Jesus Christ Superstar

Rated 4.0 Sacramento crowds are not coming to Jesus. Halfway into a two-month run, the Garbeau’s Dinner Theatre production of Jesus Christ Superstar is playing to half-empty houses.Owners Kitty and David Czarnecki thought they had a great idea in staging Jesus Christ Superstar during the Easter season and in the wake of the success of The Passion of the Christ. Besides, they figured, parents who experienced the show as young hippies when the 1971 musical first came out would bring their children. But the lowest attendance figures in recent Garbeau’s history have proven them wrong, and they can’t quite figure out why.

It’s a shame, because this Jesus Christ Superstar production has a lot of heart and soul. Though considered scandalous when it first came out, this Andrew Lloyd Webber/Tim Rice musical now comes across as quaint. You can take the kids without worrying about an “R” rating. Compared with Mel Gibson’s graphic take, it’s the “less blood and more love” version of the Scriptures.

The cast and accompanying musicians bring their own passions to the production—singing, dancing and playing with energy and enthusiasm.
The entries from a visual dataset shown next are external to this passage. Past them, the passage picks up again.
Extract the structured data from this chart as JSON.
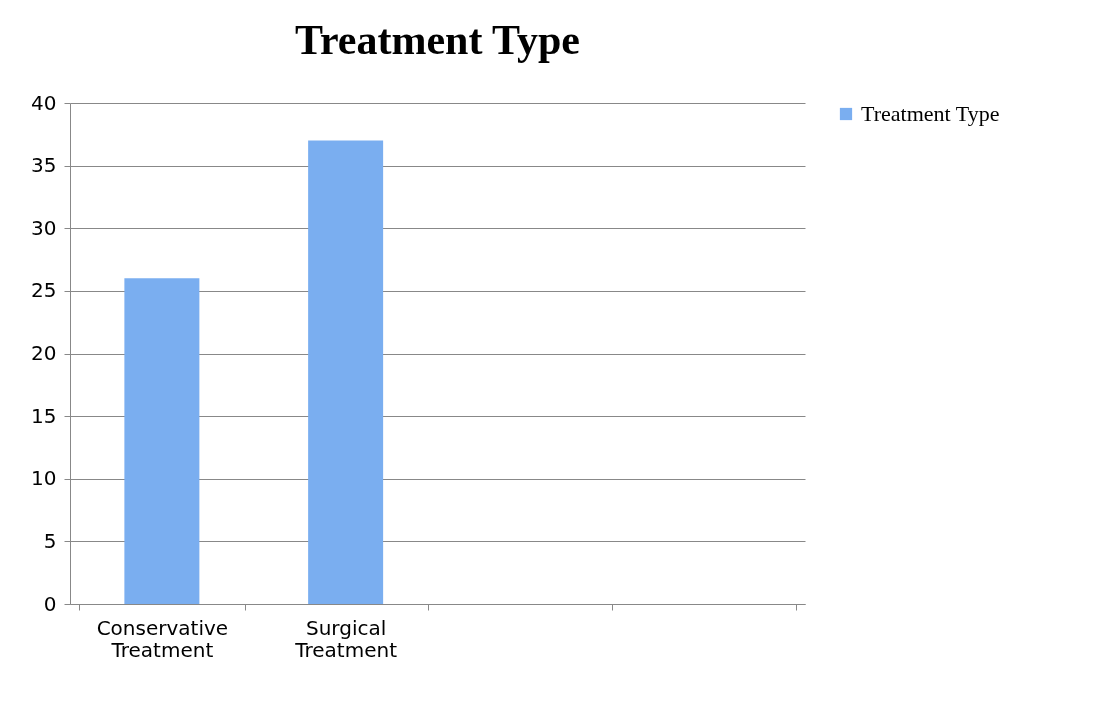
{
  "chart_data": {
    "type": "bar",
    "title": "Treatment Type",
    "categories": [
      "Conservative Treatment",
      "Surgical Treatment",
      null,
      null
    ],
    "series": [
      {
        "name": "Treatment Type",
        "color": "#7aaef0",
        "values": [
          26,
          37,
          null,
          null
        ]
      }
    ],
    "ylim": [
      0,
      40
    ],
    "yticks": [
      0,
      5,
      10,
      15,
      20,
      25,
      30,
      35,
      40
    ],
    "grid": "y",
    "legend": "right"
  }
}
Notable are Jason Bortz as the tormented Judas, Troy Thomas as the anguished Christ and Don Hayden as the wash-my-hands Pilate.

That said, seeing Jesus Christ Superstar as dinner theater is a bit disconcerting, with a large crucifix and a suffering Jesus looming over diners. But overall, this production bursts with all the joy, sadness and ultimate redemption felt by the followers of that rabble-rousing messenger known as Jesus Christ.